Pourtant, devant Dieu et devant la loi florentine – à défaut de celle des hommes – devant l’amour aussi, elle était bien réellement sa femme, et le lourd anneau d’or aux armes des Selongey pendait toujours entre ses seins, au bout de sa chaîne d’or. Fiora tira sur le mince lien précieux pour prendre la bague dans sa main. Elle était pesante, chaude de sa propre chaleur, presque vivante... Fiora la baisa comme elle eût baisé la bouche de Philippe...
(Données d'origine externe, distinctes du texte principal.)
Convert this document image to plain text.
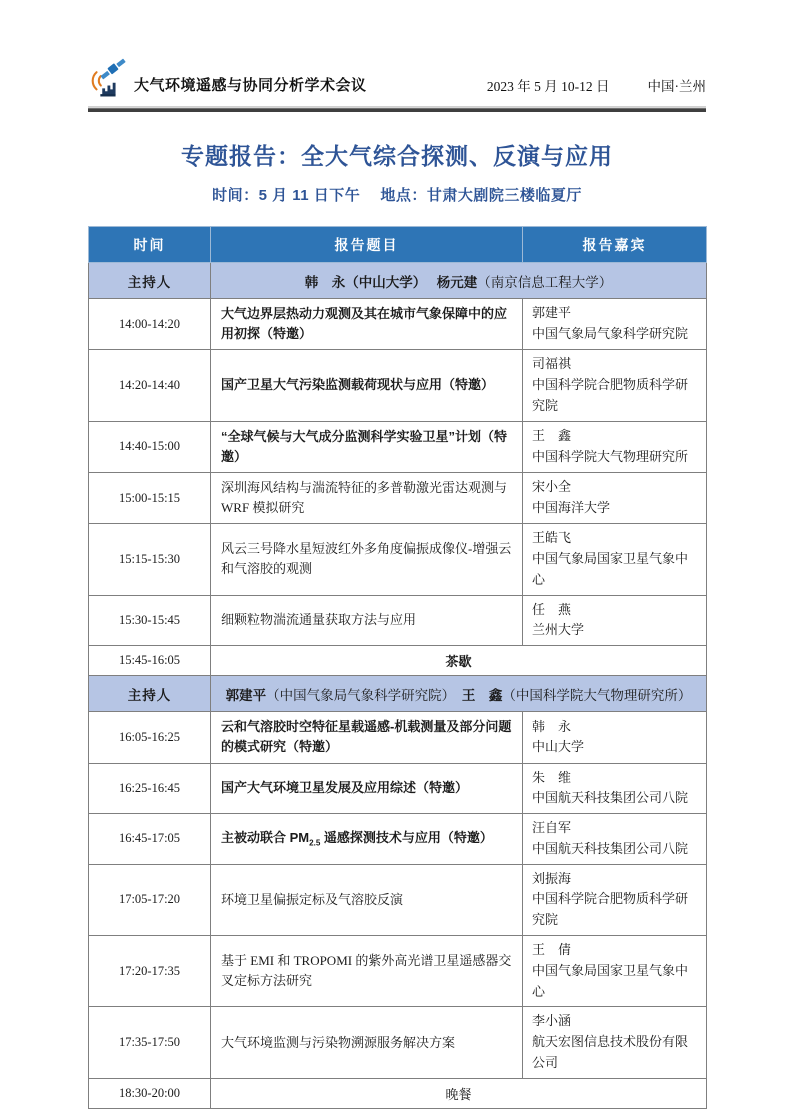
大气环境遥感与协同分析学术会议	2023 年 5 月 10-12 日	中国·兰州
专题报告：全大气综合探测、反演与应用
时间：5 月 11 日下午　 地点：甘肃大剧院三楼临夏厅
时间	报告题目	报告嘉宾
主持人	韩　永（中山大学）　 杨元建（南京信息工程大学）	
14:00-14:20	大气边界层热动力观测及其在城市气象保障中的应用初探（特邀）	郭建平
中国气象局气象科学研究院

14:20-14:40	国产卫星大气污染监测载荷现状与应用（特邀）	司福祺
中国科学院合肥物质科学研究院

14:40-15:00	“全球气候与大气成分监测科学实验卫星”计划（特邀）	王　鑫
中国科学院大气物理研究所

15:00-15:15	深圳海风结构与湍流特征的多普勒激光雷达观测与 WRF 模拟研究	宋小全
中国海洋大学

15:15-15:30	风云三号降水星短波红外多角度偏振成像仪-增强云和气溶胶的观测	王皓飞
中国气象局国家卫星气象中心

15:30-15:45	细颗粒物湍流通量获取方法与应用	任　燕
兰州大学

15:45-16:05	茶歇	
主持人	郭建平（中国气象局气象科学研究院）　王　鑫（中国科学院大气物理研究所）	
16:05-16:25	云和气溶胶时空特征星载遥感-机载测量及部分问题的模式研究（特邀）	韩　永
中山大学

16:25-16:45	国产大气环境卫星发展及应用综述（特邀）	朱　维
中国航天科技集团公司八院

16:45-17:05	主被动联合 $PM_{2.5}$ 遥感探测技术与应用（特邀）	汪自军
中国航天科技集团公司八院

17:05-17:20	环境卫星偏振定标及气溶胶反演	刘振海
中国科学院合肥物质科学研究院

17:20-17:35	基于 EMI 和 TROPOMI 的紫外高光谱卫星遥感器交叉定标方法研究	王　倩
中国气象局国家卫星气象中心

17:35-17:50	大气环境监测与污染物溯源服务解决方案	李小涵
航天宏图信息技术股份有限公司

18:30-20:00	晚餐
Où était-il à cette heure ? Quelque part en Luxembourg où le gros de l’armée se réunissait dans l’intention d’occuper la Lorraine ? A Bruges, où l’on disait que le duc Charles réunissait les États de Flandres pour en obtenir une aide de guerre en hommes et en argent ? Quoi qu’il en soit, il n’était pas, il ne pouvait pas être à Selongey où, cependant, Fiora savait bien qu’aucune force humaine ne l’empêcherait de se rendre une fois qu’elle en aurait fini avec ceux de Brévailles...

En les évoquant, sa pensée revint tout naturellement à Marguerite et s’interrogea : qu’éprouvait-elle au juste pour cette demi-sœur tombée du ciel ou, plutôt, remontée des Enfers ? De la pitié, bien sûr, et aussi de la sympathie, toute la compassion du monde, mais, à vrai dire, cela n’allait pas beaucoup plus loin. La voix du sang ne s’était pas encore manifestée alors qu’elle avait plaidé hautement, spontanément, en faveur de Christophe.

Honnête avec elle-même, Fiora se reprocha cette tiédeur qui venait peut-être du fait qu’il avait été impossible, jusque-là, de communiquer réellement avec la prisonnière libérée. Etait-ce à cause de ce long nez pointu signant son unique ressemblance avec un père qui n’en méritait pas le titre ? De toute façon, qu’elle l’aimât ou non était de peu d’importance : elle n’était pas destinée à vivre avec Marguerite, et, à cela au moins, Fiora était bien déterminée.

Aux approches de l’aube vint la fraîcheur. Otant ses vêtements, la jeune femme alla s’étendre sur son lit pour se laisser baigner par elle. Sa tête était un peu lourde, d’avoir sans doute respiré trop longtemps l’odeur délicieuse d’un tilleul qui s’épanouissait dans un jardin voisin. Elle découvrait que cette terre de Bourgogne pouvait être enivrante et qu’il devrait être doux d’y vivre à la condition d’être deux...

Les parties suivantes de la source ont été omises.